Not talking didn’t mean ignoring my friends. When they seemed to come to a long pause, to want me to speak up, I certainly did, and I was probably able to give them a more thoughtful response than I used to do.
For my part, I didn’t miss the supposed opportunity to unload my own problems or brag about my newest success. In fact, it was a relief not to have to articulate a lot of words. I didn’t have to worry about clumsily saying the wrong thing or recounting a stupid joke that fell flat.
Although I didn’t start doing this extra-sensitive listening to improve my writing, of course it did. Inevitably, I think, I’ve gained more insight into why and how people feel about the complications of their lives, and how they express those feelings. All of that – you could call it accidental research –is helping me create deeper characters and better dialogue.

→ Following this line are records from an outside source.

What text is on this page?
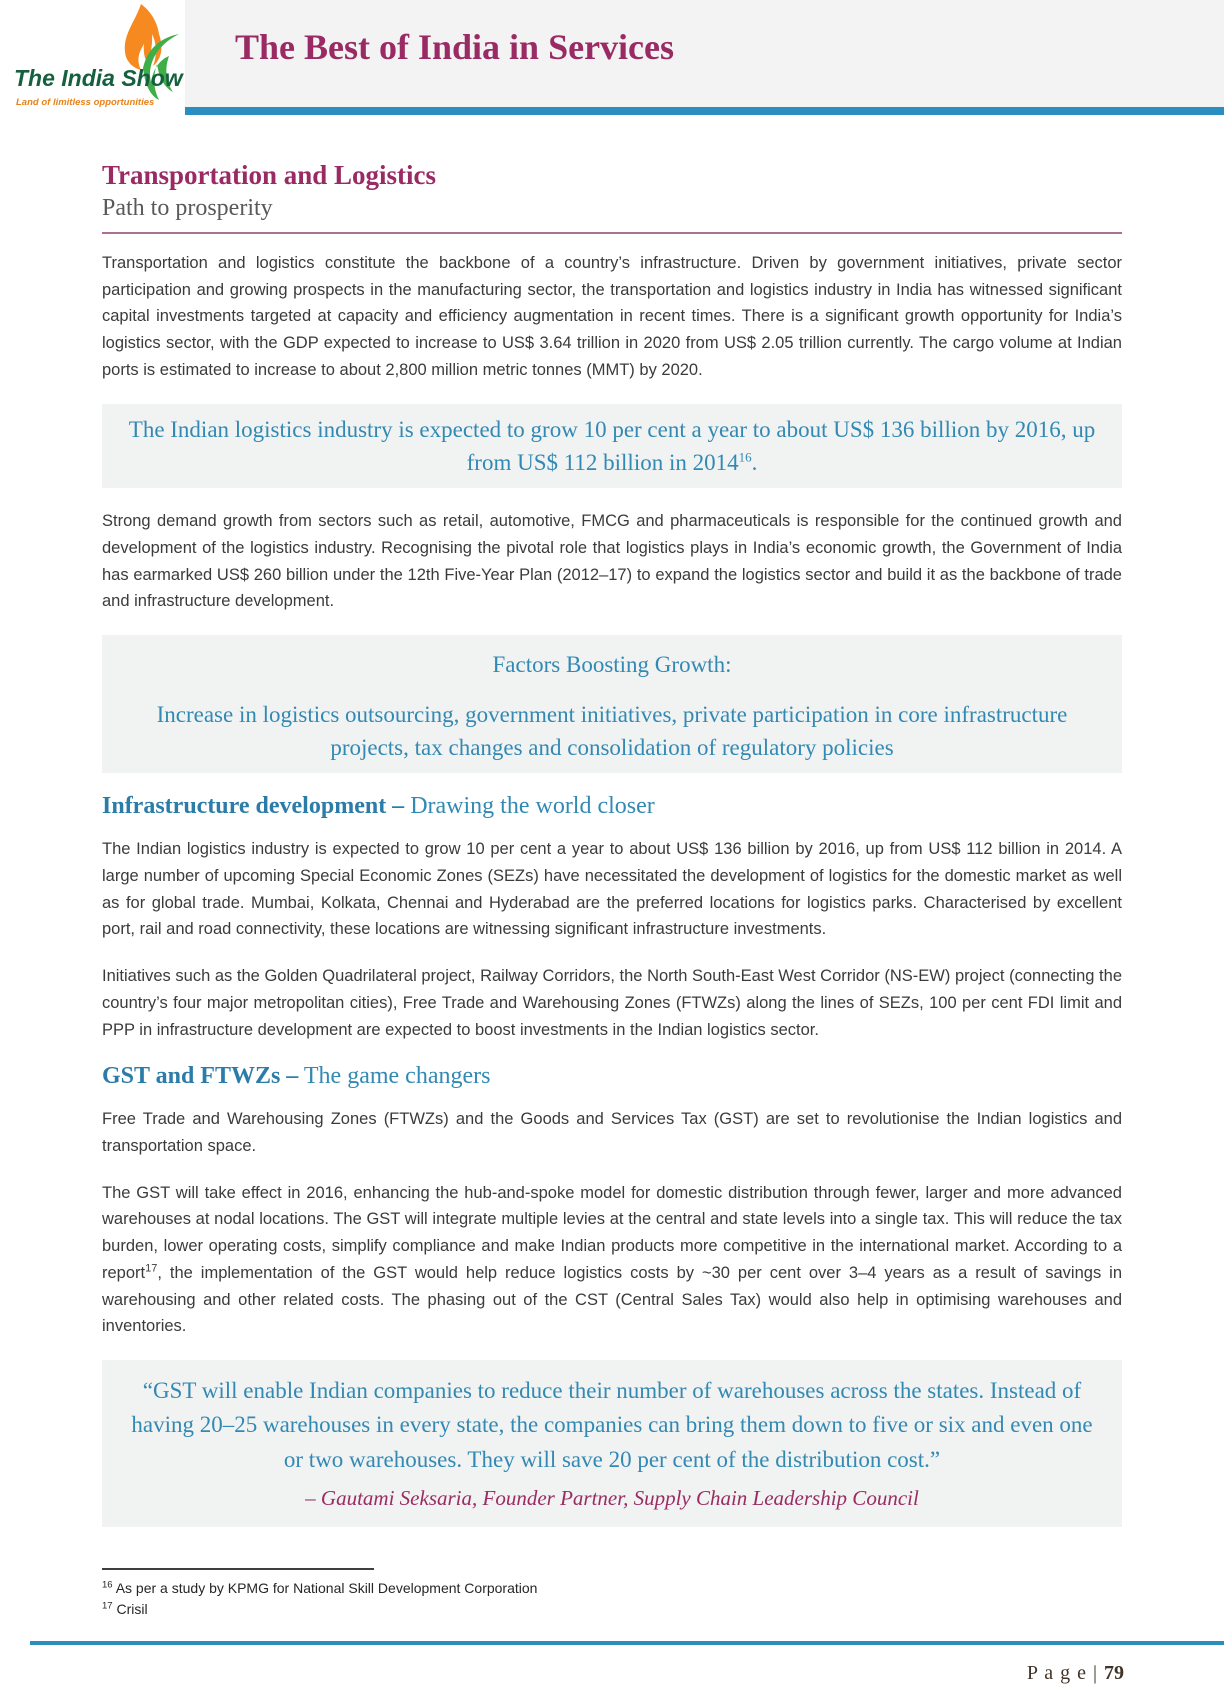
The Best of India in Services
The India Show
Land of limitless opportunities
Transportation and Logistics
Path to prosperity

Transportation and logistics constitute the backbone of a country’s infrastructure. Driven by government initiatives, private sector participation and growing prospects in the manufacturing sector, the transportation and logistics industry in India has witnessed significant capital investments targeted at capacity and efficiency augmentation in recent times. There is a significant growth opportunity for India’s logistics sector, with the GDP expected to increase to US$ 3.64 trillion in 2020 from US$ 2.05 trillion currently. The cargo volume at Indian ports is estimated to increase to about 2,800 million metric tonnes (MMT) by 2020.

The Indian logistics industry is expected to grow 10 per cent a year to about US$ 136 billion by 2016, up from US$ 112 billion in 2014$^{16}$.

Strong demand growth from sectors such as retail, automotive, FMCG and pharmaceuticals is responsible for the continued growth and development of the logistics industry. Recognising the pivotal role that logistics plays in India’s economic growth, the Government of India has earmarked US$ 260 billion under the 12th Five-Year Plan (2012–17) to expand the logistics sector and build it as the backbone of trade and infrastructure development.

Factors Boosting Growth:
Increase in logistics outsourcing, government initiatives, private participation in core infrastructure projects, tax changes and consolidation of regulatory policies
Infrastructure development – Drawing the world closer

The Indian logistics industry is expected to grow 10 per cent a year to about US$ 136 billion by 2016, up from US$ 112 billion in 2014. A large number of upcoming Special Economic Zones (SEZs) have necessitated the development of logistics for the domestic market as well as for global trade. Mumbai, Kolkata, Chennai and Hyderabad are the preferred locations for logistics parks. Characterised by excellent port, rail and road connectivity, these locations are witnessing significant infrastructure investments.

Initiatives such as the Golden Quadrilateral project, Railway Corridors, the North South-East West Corridor (NS-EW) project (connecting the country’s four major metropolitan cities), Free Trade and Warehousing Zones (FTWZs) along the lines of SEZs, 100 per cent FDI limit and PPP in infrastructure development are expected to boost investments in the Indian logistics sector.

GST and FTWZs – The game changers

Free Trade and Warehousing Zones (FTWZs) and the Goods and Services Tax (GST) are set to revolutionise the Indian logistics and transportation space.

The GST will take effect in 2016, enhancing the hub-and-spoke model for domestic distribution through fewer, larger and more advanced warehouses at nodal locations. The GST will integrate multiple levies at the central and state levels into a single tax. This will reduce the tax burden, lower operating costs, simplify compliance and make Indian products more competitive in the international market. According to a report$^{17}$, the implementation of the GST would help reduce logistics costs by ~30 per cent over 3–4 years as a result of savings in warehousing and other related costs. The phasing out of the CST (Central Sales Tax) would also help in optimising warehouses and inventories.

“GST will enable Indian companies to reduce their number of warehouses across the states. Instead of having 20–25 warehouses in every state, the companies can bring them down to five or six and even one or two warehouses. They will save 20 per cent of the distribution cost.”
– Gautami Seksaria, Founder Partner, Supply Chain Leadership Council
$^{16}$ As per a study by KPMG for National Skill Development Corporation
$^{17}$ Crisil
P a g e | 79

Still, I’d be a lousy friend if I did nothing but listen. Most people don’t really want to spout a permanent monologue, and they certainly don’t want to be guinea pigs for scenes in my novels.
If I never speak, I become a vacuum cleaner, sucking up other people’s vulnerabilities without revealing my own.
Yes, I’m talking with my friends again. I haven’t figured out how to be a perfect listener, friend, or conversationalist (and certainly not a writer of pitch-perfect dialogue). But I’ve learned that communication involves a combination of speaking candidly plus listening with love.